Pettingill, 50, a graduate student in the Humanities and Cultural Studies program and USF alumna, served as a teacher to Ross, 16, last year at Largo High School and is her History Honor Society advisor. Pettingill also is involved with the National History Day competition, a program that requires participants to select a soldier from their state who was buried or memorialized at the American Cemetery in Normandy.
When she told Ross about the project, they both became excited and decided to complete the lengthy application together. She meets regularly with Ross to go over the extensive required readings and to assist her in the research, teaching her how to use microfilm and helping with the genealogy of Chalcraft’s family.
“I am fortunate enough that when I told my friends of this project, one of them passed the information on to a friend of his, Marty Morgan, who is a WWII historian,” said Pettingill. “He helped us to identify the soldiers from Florida, and then went further and helped us with what counties they were from as we wanted to find someone close to home.”
Pettingill and her student searched for information about his family and discovered that he had two brothers. One brother, Richard Chalcraft, had passed away in 2014. After much searching, they were able to locate Albert Chalcraft, Leo’s younger brother. He shared with them artifacts from his brother’s final days, including a wallet, a Western Union notification, and other personal affects.

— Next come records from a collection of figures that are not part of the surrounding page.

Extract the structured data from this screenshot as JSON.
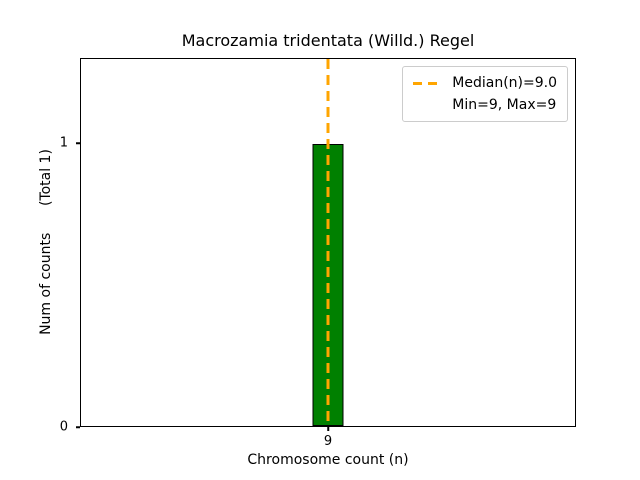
{
  "chart_data": {
    "type": "bar",
    "title": "Macrozamia tridentata (Willd.) Regel",
    "xlabel": "Chromosome count (n)",
    "ylabel": "Num of counts      (Total 1)",
    "categories": [
      9
    ],
    "values": [
      1
    ],
    "total_counts": 1,
    "ylim": [
      0,
      1.3
    ],
    "yticks": [
      0,
      1
    ],
    "xticks": [
      9
    ],
    "grid": false,
    "bar_color": "#008000",
    "bar_edge_color": "#000000",
    "median_line": {
      "x": 9,
      "color": "#FFA500",
      "style": "dashed",
      "label": "Median(n)=9.0"
    },
    "stats": {
      "median": 9.0,
      "min": 9,
      "max": 9
    },
    "legend": {
      "position": "upper right",
      "entries": [
        {
          "label": "Median(n)=9.0",
          "sample": "dashed-orange-line"
        },
        {
          "label": "Min=9, Max=9",
          "sample": "none"
        }
      ]
    }
  }
}
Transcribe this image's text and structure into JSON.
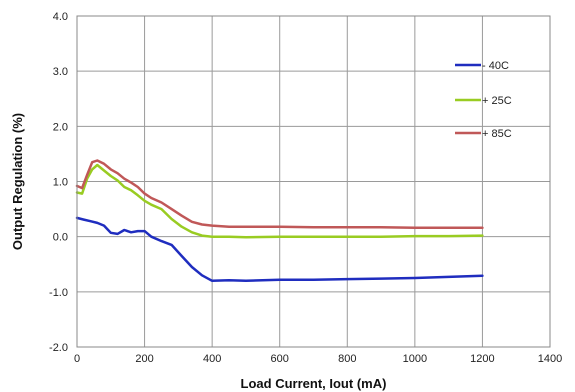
{
  "chart_data": {
    "type": "line",
    "title": "",
    "xlabel": "Load Current, Iout (mA)",
    "ylabel": "Output Regulation (%)",
    "xlim": [
      0,
      1400
    ],
    "ylim": [
      -2.0,
      4.0
    ],
    "x_ticks": [
      "0",
      "200",
      "400",
      "600",
      "800",
      "1000",
      "1200",
      "1400"
    ],
    "y_ticks": [
      "-2.0",
      "-1.0",
      "0.0",
      "1.0",
      "2.0",
      "3.0",
      "4.0"
    ],
    "grid": true,
    "legend_position": "right",
    "series": [
      {
        "name": "- 40C",
        "color": "#1f2dbf",
        "x": [
          0,
          20,
          40,
          60,
          80,
          100,
          120,
          140,
          160,
          180,
          200,
          220,
          250,
          280,
          310,
          340,
          370,
          400,
          450,
          500,
          600,
          700,
          800,
          900,
          1000,
          1100,
          1200
        ],
        "y": [
          0.34,
          0.31,
          0.28,
          0.25,
          0.2,
          0.07,
          0.05,
          0.12,
          0.08,
          0.1,
          0.1,
          0.0,
          -0.08,
          -0.15,
          -0.35,
          -0.55,
          -0.7,
          -0.8,
          -0.79,
          -0.8,
          -0.78,
          -0.78,
          -0.77,
          -0.76,
          -0.75,
          -0.73,
          -0.71
        ]
      },
      {
        "name": "+ 25C",
        "color": "#99cc22",
        "x": [
          0,
          15,
          30,
          45,
          60,
          80,
          100,
          120,
          140,
          160,
          180,
          200,
          220,
          250,
          280,
          310,
          340,
          370,
          400,
          450,
          500,
          600,
          700,
          800,
          900,
          1000,
          1100,
          1200
        ],
        "y": [
          0.8,
          0.78,
          1.05,
          1.22,
          1.3,
          1.2,
          1.1,
          1.02,
          0.9,
          0.84,
          0.75,
          0.65,
          0.58,
          0.5,
          0.32,
          0.18,
          0.08,
          0.02,
          0.0,
          0.0,
          -0.01,
          0.0,
          0.0,
          0.0,
          0.0,
          0.01,
          0.01,
          0.02
        ]
      },
      {
        "name": "+ 85C",
        "color": "#c05858",
        "x": [
          0,
          15,
          30,
          45,
          60,
          80,
          100,
          120,
          140,
          160,
          180,
          200,
          220,
          250,
          280,
          310,
          340,
          370,
          400,
          450,
          500,
          600,
          700,
          800,
          900,
          1000,
          1100,
          1200
        ],
        "y": [
          0.92,
          0.88,
          1.12,
          1.35,
          1.38,
          1.32,
          1.22,
          1.15,
          1.05,
          0.98,
          0.9,
          0.78,
          0.7,
          0.62,
          0.5,
          0.38,
          0.27,
          0.22,
          0.2,
          0.18,
          0.18,
          0.18,
          0.17,
          0.17,
          0.17,
          0.16,
          0.16,
          0.16
        ]
      }
    ]
  }
}
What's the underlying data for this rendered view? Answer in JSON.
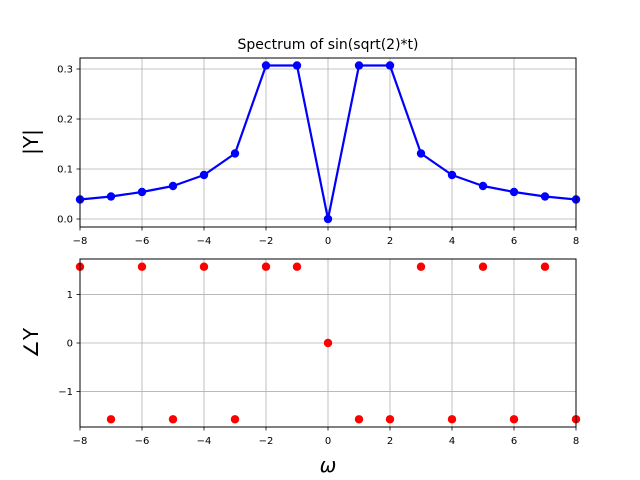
{
  "chart_data": [
    {
      "type": "line",
      "title": "Spectrum of sin(sqrt(2)*t)",
      "xlabel": "",
      "ylabel": "|Y|",
      "xlim": [
        -8,
        8
      ],
      "ylim": [
        -0.016,
        0.322
      ],
      "grid": true,
      "xticks": [
        -8,
        -6,
        -4,
        -2,
        0,
        2,
        4,
        6,
        8
      ],
      "xtick_labels": [
        "−8",
        "−6",
        "−4",
        "−2",
        "0",
        "2",
        "4",
        "6",
        "8"
      ],
      "yticks": [
        0.0,
        0.1,
        0.2,
        0.3
      ],
      "ytick_labels": [
        "0.0",
        "0.1",
        "0.2",
        "0.3"
      ],
      "series": [
        {
          "color": "#0000ff",
          "style": "line-with-markers",
          "x": [
            -8,
            -7,
            -6,
            -5,
            -4,
            -3,
            -2,
            -1,
            0,
            1,
            2,
            3,
            4,
            5,
            6,
            7,
            8
          ],
          "y": [
            0.039,
            0.045,
            0.054,
            0.066,
            0.088,
            0.131,
            0.307,
            0.307,
            0.0,
            0.307,
            0.307,
            0.131,
            0.088,
            0.066,
            0.054,
            0.045,
            0.039
          ]
        }
      ]
    },
    {
      "type": "scatter",
      "title": "",
      "xlabel": "ω",
      "ylabel": "∠Y",
      "xlim": [
        -8,
        8
      ],
      "ylim": [
        -1.73,
        1.73
      ],
      "grid": true,
      "xticks": [
        -8,
        -6,
        -4,
        -2,
        0,
        2,
        4,
        6,
        8
      ],
      "xtick_labels": [
        "−8",
        "−6",
        "−4",
        "−2",
        "0",
        "2",
        "4",
        "6",
        "8"
      ],
      "yticks": [
        -1,
        0,
        1
      ],
      "ytick_labels": [
        "−1",
        "0",
        "1"
      ],
      "series": [
        {
          "color": "#ff0000",
          "style": "markers",
          "x": [
            -8,
            -7,
            -6,
            -5,
            -4,
            -3,
            -2,
            -1,
            0,
            1,
            2,
            3,
            4,
            5,
            6,
            7,
            8
          ],
          "y": [
            1.571,
            -1.571,
            1.571,
            -1.571,
            1.571,
            -1.571,
            1.571,
            1.571,
            0.0,
            -1.571,
            -1.571,
            1.571,
            -1.571,
            1.571,
            -1.571,
            1.571,
            -1.571
          ]
        }
      ]
    }
  ]
}
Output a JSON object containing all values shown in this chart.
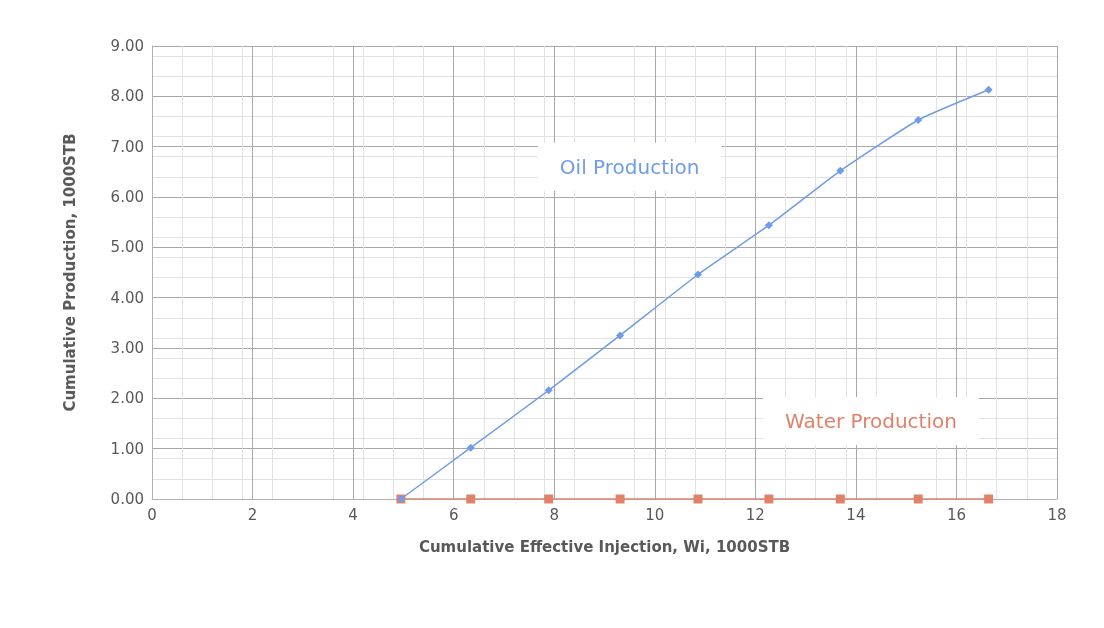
{
  "chart_data": {
    "type": "line",
    "xlabel": "Cumulative Effective Injection, Wi, 1000STB",
    "ylabel": "Cumulative Production, 1000STB",
    "x": [
      4.95,
      6.34,
      7.89,
      9.31,
      10.86,
      12.27,
      13.69,
      15.24,
      16.64
    ],
    "series": [
      {
        "name": "Oil Production",
        "color": "#6f9be8",
        "marker": "diamond",
        "values": [
          0,
          1.02,
          2.16,
          3.25,
          4.46,
          5.44,
          6.52,
          7.53,
          8.13
        ]
      },
      {
        "name": "Water Production",
        "color": "#e0826a",
        "marker": "square",
        "values": [
          0,
          0,
          0,
          0,
          0,
          0,
          0,
          0,
          0
        ]
      }
    ],
    "xlim": [
      0,
      18
    ],
    "xticks": [
      0,
      2,
      4,
      6,
      8,
      10,
      12,
      14,
      16,
      18
    ],
    "ylim": [
      0,
      9
    ],
    "yticks": [
      {
        "value": 0,
        "label": "0.00"
      },
      {
        "value": 1,
        "label": "1.00"
      },
      {
        "value": 2,
        "label": "2.00"
      },
      {
        "value": 3,
        "label": "3.00"
      },
      {
        "value": 4,
        "label": "4.00"
      },
      {
        "value": 5,
        "label": "5.00"
      },
      {
        "value": 6,
        "label": "6.00"
      },
      {
        "value": 7,
        "label": "7.00"
      },
      {
        "value": 8,
        "label": "8.00"
      },
      {
        "value": 9,
        "label": "9.00"
      }
    ],
    "grid": true,
    "legend": false
  }
}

“What both of us have learned from the required assignments has been very insightful as it is a chance to study the war more deeply,” Pettingill said. “The most exciting part of this experience has been the more personal side: learning about his life and then meeting his family.”
Pettingill and Ross will join with 14 teams in Washington, D.C. to finish their research about Chalcraft with assistance from the National Archives, historians, and college professors.
While in Normandy, Ross will deliver a graveside eulogy that she has written. Later this summer, she will create a website about Chalcraft’s life. Pettingill also will give at least two presentations about Chalcraft and the National History Day project.